新生児の便秘は大人の場合とは違い、生活習慣によるものではありません。

 

中には病気を原因として起きる便秘もあり、また生まれた時点での体質も関係している場合があります。

 

特に注目したいのは、腸内環境に関することです。

 

毎日のスムーズな排便は、腸内に存在している腸内細菌のバランス、つまり腸内環境と深く関係しているようです。

 

これは新生児の場合にも当てはまり、マッサージなどを行なっても便秘がなかなか改善しないようなケースでは、腸内環境が整っていない可能性も考えてみるとよいでしょう。

 

ところで、新生児の腸内環境はどのようにしてつくられ、また便秘になりやすい子とそうでない子の違いというのは、どこから生まれるのでしょうか?

 

胎児

まずママの胎内にいるころの赤ちゃんは無菌状態で守られています。

 

つまり、腸内細菌などは存在していませんから、腸内環境についても他の子との違いは何ら無いはずです。

 

新生児が初めて最近に触れるのは、出産のときです。

 

出産時にはママの産道を通りますが、まずそのときに産道に棲息する細菌を口から取り込むことになるようです。

 

その後も、出産後にママの便に付着した細菌や医院スタッフの体など様々なものに付着している細菌と接触します。

 

それらが新生児の腸内へと入っていき、やがては定着して腸内環境を作っていくのです。

 

だいたい生後1日目で糞便内に、細菌が多く出現し始めるようです。

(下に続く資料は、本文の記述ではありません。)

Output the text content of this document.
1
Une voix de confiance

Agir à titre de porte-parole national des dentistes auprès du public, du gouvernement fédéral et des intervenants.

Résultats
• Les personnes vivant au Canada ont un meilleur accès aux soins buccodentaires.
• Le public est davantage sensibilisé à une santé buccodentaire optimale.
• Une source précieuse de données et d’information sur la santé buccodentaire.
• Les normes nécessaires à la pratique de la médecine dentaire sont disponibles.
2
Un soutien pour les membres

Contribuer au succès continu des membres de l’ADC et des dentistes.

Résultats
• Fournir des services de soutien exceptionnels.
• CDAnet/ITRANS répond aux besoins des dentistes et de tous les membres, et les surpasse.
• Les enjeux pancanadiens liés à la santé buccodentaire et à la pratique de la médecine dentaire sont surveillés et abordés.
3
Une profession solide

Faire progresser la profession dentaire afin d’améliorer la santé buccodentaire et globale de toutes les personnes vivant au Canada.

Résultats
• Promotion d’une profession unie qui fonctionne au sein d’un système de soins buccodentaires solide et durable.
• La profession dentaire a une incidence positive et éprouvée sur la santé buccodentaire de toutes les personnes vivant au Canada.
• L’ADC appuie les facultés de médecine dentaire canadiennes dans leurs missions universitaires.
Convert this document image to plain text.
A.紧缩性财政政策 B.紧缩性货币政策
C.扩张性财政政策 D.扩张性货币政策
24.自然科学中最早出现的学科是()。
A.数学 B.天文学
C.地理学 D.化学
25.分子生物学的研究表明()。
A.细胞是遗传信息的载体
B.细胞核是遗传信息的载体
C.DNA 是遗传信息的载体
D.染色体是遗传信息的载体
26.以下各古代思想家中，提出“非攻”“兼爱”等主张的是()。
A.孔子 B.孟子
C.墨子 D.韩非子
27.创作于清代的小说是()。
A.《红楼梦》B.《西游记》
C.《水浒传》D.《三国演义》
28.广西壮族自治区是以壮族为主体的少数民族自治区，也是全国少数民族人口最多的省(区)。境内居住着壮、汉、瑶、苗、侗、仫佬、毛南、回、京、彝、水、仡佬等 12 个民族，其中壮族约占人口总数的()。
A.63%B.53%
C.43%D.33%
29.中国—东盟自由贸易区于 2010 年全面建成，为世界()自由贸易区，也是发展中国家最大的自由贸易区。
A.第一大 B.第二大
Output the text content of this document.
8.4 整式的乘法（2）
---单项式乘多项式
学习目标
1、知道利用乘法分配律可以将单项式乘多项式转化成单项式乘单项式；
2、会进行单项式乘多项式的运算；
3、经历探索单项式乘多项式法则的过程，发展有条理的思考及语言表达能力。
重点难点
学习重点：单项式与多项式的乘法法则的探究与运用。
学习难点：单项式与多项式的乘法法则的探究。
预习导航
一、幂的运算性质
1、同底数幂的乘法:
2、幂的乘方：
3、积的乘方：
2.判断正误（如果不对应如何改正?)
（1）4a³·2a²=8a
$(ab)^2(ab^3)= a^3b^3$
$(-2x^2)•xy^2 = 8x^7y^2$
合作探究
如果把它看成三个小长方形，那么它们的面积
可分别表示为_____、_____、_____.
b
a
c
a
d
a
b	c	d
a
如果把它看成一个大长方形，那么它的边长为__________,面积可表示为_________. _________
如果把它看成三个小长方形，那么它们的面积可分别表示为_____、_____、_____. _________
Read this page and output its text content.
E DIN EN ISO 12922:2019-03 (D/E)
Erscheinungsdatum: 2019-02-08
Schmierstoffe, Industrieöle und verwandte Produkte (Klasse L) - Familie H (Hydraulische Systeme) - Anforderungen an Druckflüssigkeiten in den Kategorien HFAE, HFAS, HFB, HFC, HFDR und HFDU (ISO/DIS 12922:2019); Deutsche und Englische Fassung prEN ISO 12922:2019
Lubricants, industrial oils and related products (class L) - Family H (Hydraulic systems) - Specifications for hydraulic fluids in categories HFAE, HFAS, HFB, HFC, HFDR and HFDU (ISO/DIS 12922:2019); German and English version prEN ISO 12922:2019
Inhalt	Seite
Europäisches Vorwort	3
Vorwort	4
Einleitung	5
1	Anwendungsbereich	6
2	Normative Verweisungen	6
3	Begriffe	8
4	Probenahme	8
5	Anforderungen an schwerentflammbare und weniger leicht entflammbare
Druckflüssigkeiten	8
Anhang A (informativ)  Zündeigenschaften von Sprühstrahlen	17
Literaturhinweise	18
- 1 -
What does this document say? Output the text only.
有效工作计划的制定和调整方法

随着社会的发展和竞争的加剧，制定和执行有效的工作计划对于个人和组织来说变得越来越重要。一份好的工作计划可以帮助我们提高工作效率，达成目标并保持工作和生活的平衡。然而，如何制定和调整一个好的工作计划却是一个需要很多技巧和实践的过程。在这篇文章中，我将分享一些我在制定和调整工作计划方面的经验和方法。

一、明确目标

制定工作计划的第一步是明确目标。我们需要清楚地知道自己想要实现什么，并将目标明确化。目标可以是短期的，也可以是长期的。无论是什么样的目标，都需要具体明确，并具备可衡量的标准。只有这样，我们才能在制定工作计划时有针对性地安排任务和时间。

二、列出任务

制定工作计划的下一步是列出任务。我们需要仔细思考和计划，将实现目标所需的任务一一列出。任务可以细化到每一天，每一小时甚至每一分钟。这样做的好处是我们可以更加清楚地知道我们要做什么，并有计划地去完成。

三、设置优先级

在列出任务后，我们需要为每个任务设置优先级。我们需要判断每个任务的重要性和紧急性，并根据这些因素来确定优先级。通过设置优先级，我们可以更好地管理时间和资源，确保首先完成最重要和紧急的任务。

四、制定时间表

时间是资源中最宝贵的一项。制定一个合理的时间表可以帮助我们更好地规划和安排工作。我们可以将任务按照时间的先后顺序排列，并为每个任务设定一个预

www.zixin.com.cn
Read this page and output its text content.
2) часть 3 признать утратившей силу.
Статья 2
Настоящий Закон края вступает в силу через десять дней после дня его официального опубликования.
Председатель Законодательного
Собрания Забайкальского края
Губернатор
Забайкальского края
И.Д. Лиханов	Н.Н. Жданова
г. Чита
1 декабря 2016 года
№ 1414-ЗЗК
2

その後、生後5日目過ぎると腸内細菌であるビフィズス菌が優勢の状態で腸内環境は安定していくようです。

 

ビフィズス菌の数が多くて優勢の状態はとてもいい状態であり、腸もよく働いて便秘になりにくい状態です。

 

また母乳に含まれるヒトオリゴ糖という成分には、ビフィズス菌を活発にする作用がありますから、そのような働きを十分に受けていれば新生児は便秘になりにくい状態になります。

 

しかし、様々な要因によって腸内環境が整いにくくなってしまい、便秘を繰り返すような赤ちゃんも少なくは無いようです。

 

たとえば、帝王切開による出産ですが、これは母親の産道を通らずに生まれてくるため、口から取り込まれる細菌の数が少なくてビフィズス菌が十分に働くまでに時間がかかることがあるようです。

 

また母親の腸内環境がもともと良い状態ではなく、それを赤ちゃんも引き継いでいるということもあるようです。

 

さらに母乳の質が低下してビフィズス菌が十分に活性化していないことやミルク栄養のために母乳栄養ほどの腸内細菌への効果が表れていないということもあります。

 

このような時は、赤ちゃんの向いているオリゴ糖製品がありますから、そのようなものをミルクなどに混ぜて与えてみるのも一つの方法です。赤ちゃんの便秘のためのオリゴ糖についてはこちら

 

新生児の便秘は、何よりも体に負担のない安全な解消法を見つける必要があります。

 

まずは薬など使わずに、自然に排便力を高めてあげることを目指しましょう。